The present invention relates to techniques that perform operations plural data items.
Many conventional techniques perform operations on plural data items. Some examples arise in the field of image processing, in which each data item can relate to a pixel in an image.
Mahoney, EP-A 460 970, describes hierarchical data analysis techniques that can be applied to pixel values. FIG. 7 shows a Connection Machine system that performs image processing by simulating a binary image jungle (BIJ). A front end processor can make calls to cause processing units in the Connection Machine to perform arithmetic and logical operations. FIG. 8 illustrates a part of an array of processing units in a Connection Machine, with a processing unit storing a pixel value. FIG. 15 illustrates how binary attributes, fullness and vacantness, can be encoded using a number indicating a level at which a transition takes place. Page 22 lines 18-19 mention that a downward attribute value could be produced by applying a criterion. FIG. 17 illustrates a technique in which an array is produced by comparing each value in an array with neighboring values. As described in relation to FIGS. 18 and 19, chunks of an image that meet a validity criterion can be found by producing an exhaustive hierarcy of data items. As described in relation to FIG. 22, a saliency criterion, such as maximum or minimum attribute value, can be used to decide from which component a pixel should take a label. Selection criteria are described at page 28 and illustrated in FIGS. 24 and 25. Page 31, beginning at line 15, describes extensions to handle color and gray shaded images.

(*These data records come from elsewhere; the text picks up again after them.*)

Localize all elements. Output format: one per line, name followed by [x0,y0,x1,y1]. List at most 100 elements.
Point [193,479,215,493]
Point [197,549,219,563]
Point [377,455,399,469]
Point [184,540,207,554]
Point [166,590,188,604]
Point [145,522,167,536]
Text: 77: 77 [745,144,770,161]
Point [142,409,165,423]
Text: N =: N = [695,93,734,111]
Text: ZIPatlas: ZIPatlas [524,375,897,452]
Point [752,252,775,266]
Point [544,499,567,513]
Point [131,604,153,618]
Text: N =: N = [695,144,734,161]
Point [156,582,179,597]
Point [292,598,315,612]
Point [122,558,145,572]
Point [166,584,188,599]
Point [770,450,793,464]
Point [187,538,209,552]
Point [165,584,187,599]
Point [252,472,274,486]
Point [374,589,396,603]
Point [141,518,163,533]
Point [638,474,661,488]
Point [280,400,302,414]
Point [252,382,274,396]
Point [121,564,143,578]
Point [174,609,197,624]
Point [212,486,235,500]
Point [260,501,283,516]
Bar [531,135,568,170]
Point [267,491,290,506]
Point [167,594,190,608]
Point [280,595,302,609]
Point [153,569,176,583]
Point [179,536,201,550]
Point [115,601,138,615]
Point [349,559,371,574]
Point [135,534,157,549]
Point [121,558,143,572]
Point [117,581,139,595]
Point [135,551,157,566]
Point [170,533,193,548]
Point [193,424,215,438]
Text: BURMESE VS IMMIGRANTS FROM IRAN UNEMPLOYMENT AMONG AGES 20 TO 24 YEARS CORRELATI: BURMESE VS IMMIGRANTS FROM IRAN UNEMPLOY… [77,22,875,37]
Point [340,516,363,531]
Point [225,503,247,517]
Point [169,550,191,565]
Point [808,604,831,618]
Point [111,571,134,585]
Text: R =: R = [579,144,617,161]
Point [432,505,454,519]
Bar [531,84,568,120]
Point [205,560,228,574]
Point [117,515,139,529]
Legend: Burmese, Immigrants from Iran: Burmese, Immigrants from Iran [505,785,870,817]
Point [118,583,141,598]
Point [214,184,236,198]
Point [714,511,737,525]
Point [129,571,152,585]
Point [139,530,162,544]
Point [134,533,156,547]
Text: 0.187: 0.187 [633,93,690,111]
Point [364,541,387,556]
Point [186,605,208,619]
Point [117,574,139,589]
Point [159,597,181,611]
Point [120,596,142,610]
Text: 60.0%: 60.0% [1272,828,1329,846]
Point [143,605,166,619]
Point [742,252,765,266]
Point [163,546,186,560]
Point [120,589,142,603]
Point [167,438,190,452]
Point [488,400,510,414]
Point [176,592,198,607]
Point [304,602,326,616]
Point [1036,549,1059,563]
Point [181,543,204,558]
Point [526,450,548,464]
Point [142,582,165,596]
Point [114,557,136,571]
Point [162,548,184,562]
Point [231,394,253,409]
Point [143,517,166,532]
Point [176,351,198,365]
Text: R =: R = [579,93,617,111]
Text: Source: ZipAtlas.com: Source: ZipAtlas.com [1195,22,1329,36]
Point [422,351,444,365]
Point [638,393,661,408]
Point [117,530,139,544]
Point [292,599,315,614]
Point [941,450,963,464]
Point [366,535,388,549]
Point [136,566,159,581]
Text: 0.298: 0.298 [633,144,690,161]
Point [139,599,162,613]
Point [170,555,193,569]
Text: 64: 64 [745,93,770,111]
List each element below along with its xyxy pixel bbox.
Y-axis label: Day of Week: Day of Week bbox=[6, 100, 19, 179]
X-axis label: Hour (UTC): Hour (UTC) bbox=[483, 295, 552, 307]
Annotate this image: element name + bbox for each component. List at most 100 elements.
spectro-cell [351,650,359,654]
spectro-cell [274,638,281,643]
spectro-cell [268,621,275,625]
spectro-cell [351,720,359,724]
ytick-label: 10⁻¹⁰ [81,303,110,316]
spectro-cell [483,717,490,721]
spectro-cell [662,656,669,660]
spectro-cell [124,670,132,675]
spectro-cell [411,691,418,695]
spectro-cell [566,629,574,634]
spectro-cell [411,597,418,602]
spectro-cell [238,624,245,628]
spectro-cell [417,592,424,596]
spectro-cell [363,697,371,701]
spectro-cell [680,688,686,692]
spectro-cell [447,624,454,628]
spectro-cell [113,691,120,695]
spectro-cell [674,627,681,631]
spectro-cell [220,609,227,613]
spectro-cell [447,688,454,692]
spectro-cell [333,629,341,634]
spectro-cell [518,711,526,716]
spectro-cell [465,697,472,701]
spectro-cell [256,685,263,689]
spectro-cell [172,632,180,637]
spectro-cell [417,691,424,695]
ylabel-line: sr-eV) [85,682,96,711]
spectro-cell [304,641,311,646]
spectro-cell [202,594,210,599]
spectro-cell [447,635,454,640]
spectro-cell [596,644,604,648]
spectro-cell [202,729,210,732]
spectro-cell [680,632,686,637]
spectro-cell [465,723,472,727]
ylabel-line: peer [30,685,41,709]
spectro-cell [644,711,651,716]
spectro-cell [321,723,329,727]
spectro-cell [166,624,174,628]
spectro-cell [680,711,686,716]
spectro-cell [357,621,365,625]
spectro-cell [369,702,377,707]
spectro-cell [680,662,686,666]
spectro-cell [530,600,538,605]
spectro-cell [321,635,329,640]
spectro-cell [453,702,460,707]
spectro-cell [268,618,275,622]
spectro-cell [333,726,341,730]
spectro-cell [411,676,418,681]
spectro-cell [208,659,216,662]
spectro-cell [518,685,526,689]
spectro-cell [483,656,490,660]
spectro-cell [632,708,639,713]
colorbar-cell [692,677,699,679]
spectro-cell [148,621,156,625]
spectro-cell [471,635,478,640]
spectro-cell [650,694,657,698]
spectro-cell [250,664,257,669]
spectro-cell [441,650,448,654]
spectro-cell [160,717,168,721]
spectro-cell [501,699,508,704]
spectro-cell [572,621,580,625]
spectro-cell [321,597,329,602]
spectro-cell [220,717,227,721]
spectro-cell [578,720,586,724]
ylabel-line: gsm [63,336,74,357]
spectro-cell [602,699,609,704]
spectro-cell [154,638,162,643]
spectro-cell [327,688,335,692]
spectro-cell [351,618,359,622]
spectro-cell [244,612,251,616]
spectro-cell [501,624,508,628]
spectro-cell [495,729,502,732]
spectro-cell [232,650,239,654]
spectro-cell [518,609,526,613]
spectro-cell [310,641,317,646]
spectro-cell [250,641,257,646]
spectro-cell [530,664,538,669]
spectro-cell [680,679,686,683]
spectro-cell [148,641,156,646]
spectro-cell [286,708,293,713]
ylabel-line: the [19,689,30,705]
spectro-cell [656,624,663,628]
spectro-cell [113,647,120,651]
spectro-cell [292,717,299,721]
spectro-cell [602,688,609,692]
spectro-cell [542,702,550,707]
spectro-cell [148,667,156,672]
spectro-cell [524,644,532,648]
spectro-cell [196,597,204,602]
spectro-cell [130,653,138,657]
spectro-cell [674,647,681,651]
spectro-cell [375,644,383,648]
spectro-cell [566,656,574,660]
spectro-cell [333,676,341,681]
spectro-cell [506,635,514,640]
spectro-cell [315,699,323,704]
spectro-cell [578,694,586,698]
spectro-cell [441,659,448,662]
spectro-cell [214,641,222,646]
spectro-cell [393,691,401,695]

Bloomberg et al., EP-A 431 961, describe image reduction and enlargement techniques. Page 2 line 18-page 3 line 18 and page 5 line 50-page 6 line 31 describe methods of reducing a binary image by performing logical operations between bits. Page 3 lines 36-58 describe techniques for operating on very wide pixelwords that include shifting a pixelword and then logically combining the pixelword with a shifted version of itself. The result is then compressed. Page 4 lines 43 and 44 define AND, OR, and XOR as logical operations carried out between two images on a pixel-by-pixel basis, while NOT is a logical operation carried out on a single image on a pixel-by-pixel basis.
As Bloomberg et al. note in relation to FIG. 1, a scanner may provide a gray scale image with a plurality of bits per pixel. Page 12 line 46-page 13 line 11 describe an extension in which a grayscale image is reduced to obtain a reduced grayscale image with the same number of bits/pixel by replacing the four pixel values in each 2.times.2 square by a single pixel with an approximate average value.
Bloomberg et al. note at page 14 lines 35-38 that their algorithms lend themselves to parallelism, with many processors independently performing thresholded reduction on parts of an image, such as bands of a given number of scanlines.